Castlebay, Isle of Barra

There is a funeral on at present here so the cycle hire man is not in his big brown shed. Two ladies walking up the path were speaking Gaelic on their way to the church. I understood “tha mi gu math”. Thought of saying “tha I brèagha an-diugh”: very appropriate on this beautiful day – it must be mid-20s °C. The accent of the Gaels is not usually Scottish when speaking English – it is very soft, so soft as to be indistinguishable from the Gaels of the west coast of Ireland.
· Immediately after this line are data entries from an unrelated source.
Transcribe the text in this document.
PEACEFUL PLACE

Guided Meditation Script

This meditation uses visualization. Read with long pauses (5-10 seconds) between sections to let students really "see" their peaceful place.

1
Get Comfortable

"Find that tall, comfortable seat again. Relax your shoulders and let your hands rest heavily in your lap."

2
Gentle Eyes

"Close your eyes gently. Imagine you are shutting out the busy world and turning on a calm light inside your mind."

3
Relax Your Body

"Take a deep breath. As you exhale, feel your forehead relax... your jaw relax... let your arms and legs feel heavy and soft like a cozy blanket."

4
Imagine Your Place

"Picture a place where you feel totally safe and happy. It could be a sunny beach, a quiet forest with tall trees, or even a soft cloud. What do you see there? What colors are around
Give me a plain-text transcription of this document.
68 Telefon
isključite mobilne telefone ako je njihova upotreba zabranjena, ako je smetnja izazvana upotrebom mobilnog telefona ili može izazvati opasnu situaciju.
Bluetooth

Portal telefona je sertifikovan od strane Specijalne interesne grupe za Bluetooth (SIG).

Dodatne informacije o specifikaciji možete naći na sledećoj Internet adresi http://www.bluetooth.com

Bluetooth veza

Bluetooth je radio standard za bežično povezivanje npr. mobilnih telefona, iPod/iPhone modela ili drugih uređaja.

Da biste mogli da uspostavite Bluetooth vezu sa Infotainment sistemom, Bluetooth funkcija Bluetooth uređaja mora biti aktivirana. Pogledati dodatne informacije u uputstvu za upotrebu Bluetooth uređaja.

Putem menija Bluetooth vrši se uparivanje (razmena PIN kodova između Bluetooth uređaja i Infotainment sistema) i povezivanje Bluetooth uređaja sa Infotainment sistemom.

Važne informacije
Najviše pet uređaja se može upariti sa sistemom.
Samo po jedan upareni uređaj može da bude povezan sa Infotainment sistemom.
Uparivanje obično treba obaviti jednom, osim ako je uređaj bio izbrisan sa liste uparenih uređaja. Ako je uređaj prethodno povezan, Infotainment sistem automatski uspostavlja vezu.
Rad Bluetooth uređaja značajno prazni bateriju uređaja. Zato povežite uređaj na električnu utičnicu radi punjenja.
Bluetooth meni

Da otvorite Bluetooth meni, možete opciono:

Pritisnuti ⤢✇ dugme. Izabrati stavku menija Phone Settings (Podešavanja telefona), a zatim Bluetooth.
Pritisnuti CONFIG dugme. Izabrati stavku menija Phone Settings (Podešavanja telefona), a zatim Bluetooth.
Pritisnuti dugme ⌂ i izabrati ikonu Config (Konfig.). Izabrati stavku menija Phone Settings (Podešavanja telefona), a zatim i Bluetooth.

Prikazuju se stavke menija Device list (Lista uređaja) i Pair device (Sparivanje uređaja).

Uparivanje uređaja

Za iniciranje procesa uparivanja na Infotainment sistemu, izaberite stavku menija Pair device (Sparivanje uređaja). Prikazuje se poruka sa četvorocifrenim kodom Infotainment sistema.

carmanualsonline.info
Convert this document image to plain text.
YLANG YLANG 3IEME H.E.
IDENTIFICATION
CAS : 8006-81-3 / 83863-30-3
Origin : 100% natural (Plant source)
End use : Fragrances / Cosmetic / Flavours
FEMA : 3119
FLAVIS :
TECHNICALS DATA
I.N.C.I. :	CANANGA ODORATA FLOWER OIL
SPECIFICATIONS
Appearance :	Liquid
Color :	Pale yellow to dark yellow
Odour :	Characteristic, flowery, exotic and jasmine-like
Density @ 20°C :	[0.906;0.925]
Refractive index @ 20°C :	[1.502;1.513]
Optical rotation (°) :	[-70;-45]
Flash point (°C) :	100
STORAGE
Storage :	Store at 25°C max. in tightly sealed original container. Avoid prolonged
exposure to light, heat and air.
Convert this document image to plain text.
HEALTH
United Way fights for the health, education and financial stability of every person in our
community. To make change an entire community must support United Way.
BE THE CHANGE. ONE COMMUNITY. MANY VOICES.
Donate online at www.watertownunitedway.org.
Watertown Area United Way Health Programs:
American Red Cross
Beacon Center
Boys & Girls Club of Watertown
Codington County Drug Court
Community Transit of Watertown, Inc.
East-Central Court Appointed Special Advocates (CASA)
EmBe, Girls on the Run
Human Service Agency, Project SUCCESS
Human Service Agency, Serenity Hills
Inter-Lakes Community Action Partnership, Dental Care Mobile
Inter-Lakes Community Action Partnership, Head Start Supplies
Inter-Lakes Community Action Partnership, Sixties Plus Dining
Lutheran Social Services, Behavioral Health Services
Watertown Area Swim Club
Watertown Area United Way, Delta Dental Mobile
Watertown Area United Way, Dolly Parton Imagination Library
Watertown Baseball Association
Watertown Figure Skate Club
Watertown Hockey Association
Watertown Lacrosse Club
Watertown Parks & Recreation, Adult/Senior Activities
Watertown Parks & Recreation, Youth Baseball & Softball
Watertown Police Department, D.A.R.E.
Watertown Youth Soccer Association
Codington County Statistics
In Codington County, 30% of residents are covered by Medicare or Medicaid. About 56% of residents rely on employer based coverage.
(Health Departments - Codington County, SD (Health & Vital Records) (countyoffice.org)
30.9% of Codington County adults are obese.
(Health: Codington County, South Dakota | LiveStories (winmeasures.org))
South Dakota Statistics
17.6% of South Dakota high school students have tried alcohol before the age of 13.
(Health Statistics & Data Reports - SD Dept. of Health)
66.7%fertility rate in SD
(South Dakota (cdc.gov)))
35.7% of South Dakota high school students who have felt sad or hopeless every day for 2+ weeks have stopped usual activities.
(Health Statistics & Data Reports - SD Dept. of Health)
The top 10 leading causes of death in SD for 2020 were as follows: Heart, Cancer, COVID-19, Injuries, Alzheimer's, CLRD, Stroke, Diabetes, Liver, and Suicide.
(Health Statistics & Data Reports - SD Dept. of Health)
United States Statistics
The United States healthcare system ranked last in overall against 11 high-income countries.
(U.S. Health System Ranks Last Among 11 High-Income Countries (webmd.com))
I love this place (the sun is shining!). “Quiet found no more within” rules here. You can make as much noise as you like, it will be swallowed, annihilated by this place. I think the whole adult population of the island is in the church at the moment! The pipes have begun – singing a son or daughter home on his or her last journey. Clear and proud in the August sunlight – sailing the final time to the place of the ever-living, Tìr nan Òg.

Death is something these places have plenty of, the old ones taking the old ways with them. It is the stories of the Sons of the Gael that survive here – of Fionn mac Caoul, Cuchulainn and the Tuatha de Danaan: the Norse came and ruled and faded again, leaving only a few placenames. So too is the future for the Sasannach perhaps.